04 augustus, 2016

Kauw

De kauw is een zwarte middelgrote vogel, met een grijs achterhoofd, hals en buik en de ogen zijn   lichtgrijs. Vergeleken met andere kraaiachtigen heeft de Kauw een korte kleine snavel. Ze lopen parmantig rechtop. Het is een intelligente en sociale vogel. In de herfst vormen ze grote groepen en slapen gezamenlijk in bossen of stadsparken. Het zijn uitstekende vliegers, die ook vaak samen met   andere kraaiachtige worden gezien. Ze leven vaak in de nabijheid van mensen. De Kauw is een alleseter en eet zaden, vruchten, insecten, aas, maar ook  kuikens en eieren van andere vogels. Deze   holenbroeder broedt in schoorsteenpijpen, luchtkanalen, boomholten, nestkasten, nissen van kerktorens ook worden verlaten nesten van andere vogels gebruikt. Ze verstoppen nog al eens rookkanalen met hun nestmateriaal en zijn daarom soms minder geliefd. Als het nest jaren achtereen wordt gebruikt, ontstaat een  grote opeenhoping van nestmateriaal.

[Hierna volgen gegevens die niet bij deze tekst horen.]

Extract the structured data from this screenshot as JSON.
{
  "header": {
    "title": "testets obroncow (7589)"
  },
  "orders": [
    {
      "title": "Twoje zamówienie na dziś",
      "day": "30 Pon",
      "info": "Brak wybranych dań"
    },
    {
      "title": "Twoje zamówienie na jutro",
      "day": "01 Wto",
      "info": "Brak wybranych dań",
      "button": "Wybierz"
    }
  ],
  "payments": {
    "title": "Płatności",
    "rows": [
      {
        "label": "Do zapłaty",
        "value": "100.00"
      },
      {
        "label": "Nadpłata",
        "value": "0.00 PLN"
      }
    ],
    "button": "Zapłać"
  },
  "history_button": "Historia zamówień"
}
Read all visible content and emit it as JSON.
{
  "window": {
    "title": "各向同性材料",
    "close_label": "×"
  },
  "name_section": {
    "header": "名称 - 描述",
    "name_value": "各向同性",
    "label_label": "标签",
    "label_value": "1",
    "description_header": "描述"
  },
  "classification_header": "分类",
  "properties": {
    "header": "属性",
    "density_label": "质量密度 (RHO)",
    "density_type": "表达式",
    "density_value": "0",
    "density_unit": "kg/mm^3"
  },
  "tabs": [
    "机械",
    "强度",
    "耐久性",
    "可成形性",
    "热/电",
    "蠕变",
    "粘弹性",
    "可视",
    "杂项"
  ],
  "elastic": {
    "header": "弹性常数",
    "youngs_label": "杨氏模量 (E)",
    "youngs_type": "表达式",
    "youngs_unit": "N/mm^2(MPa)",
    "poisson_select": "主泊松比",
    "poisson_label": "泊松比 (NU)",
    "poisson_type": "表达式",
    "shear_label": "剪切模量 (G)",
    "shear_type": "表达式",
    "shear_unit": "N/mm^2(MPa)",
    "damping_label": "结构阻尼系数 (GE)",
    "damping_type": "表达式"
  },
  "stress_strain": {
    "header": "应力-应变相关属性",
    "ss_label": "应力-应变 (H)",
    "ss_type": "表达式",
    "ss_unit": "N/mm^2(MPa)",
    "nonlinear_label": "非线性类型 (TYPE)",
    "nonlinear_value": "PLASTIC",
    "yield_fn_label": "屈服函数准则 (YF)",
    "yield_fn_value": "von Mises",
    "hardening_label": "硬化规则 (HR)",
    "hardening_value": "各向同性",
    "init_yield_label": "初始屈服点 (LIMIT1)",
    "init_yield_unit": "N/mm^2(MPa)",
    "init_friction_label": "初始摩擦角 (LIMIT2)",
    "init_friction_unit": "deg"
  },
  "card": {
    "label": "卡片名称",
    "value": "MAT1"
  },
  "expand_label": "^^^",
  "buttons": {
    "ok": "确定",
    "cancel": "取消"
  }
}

Het vrouwtje broedt de drie tot zeven eieren uit in 17 - 18 dagen en wordt in die tijd door het mannetje gevoerd. Na ongeveer een maand kunnen de kuikens uitvliegen. Een broedkolonie kan wel uit honderden paren bestaan. Ze kunnen behoorlijk huishouden op de voedertafel en zijn echte alleseters. Vetbollen worden snel met grote happen opgegeten. Het beste is dit te voorkomen door de vetbollen in een netje aan te bieden aan een dunne tak die alleen voor mezen geschikt is. Kauwtjes missen de acrobatiek van de Koolmees en Pimpelmees en kunnen niet balanceren op hun kop aan een vetbol.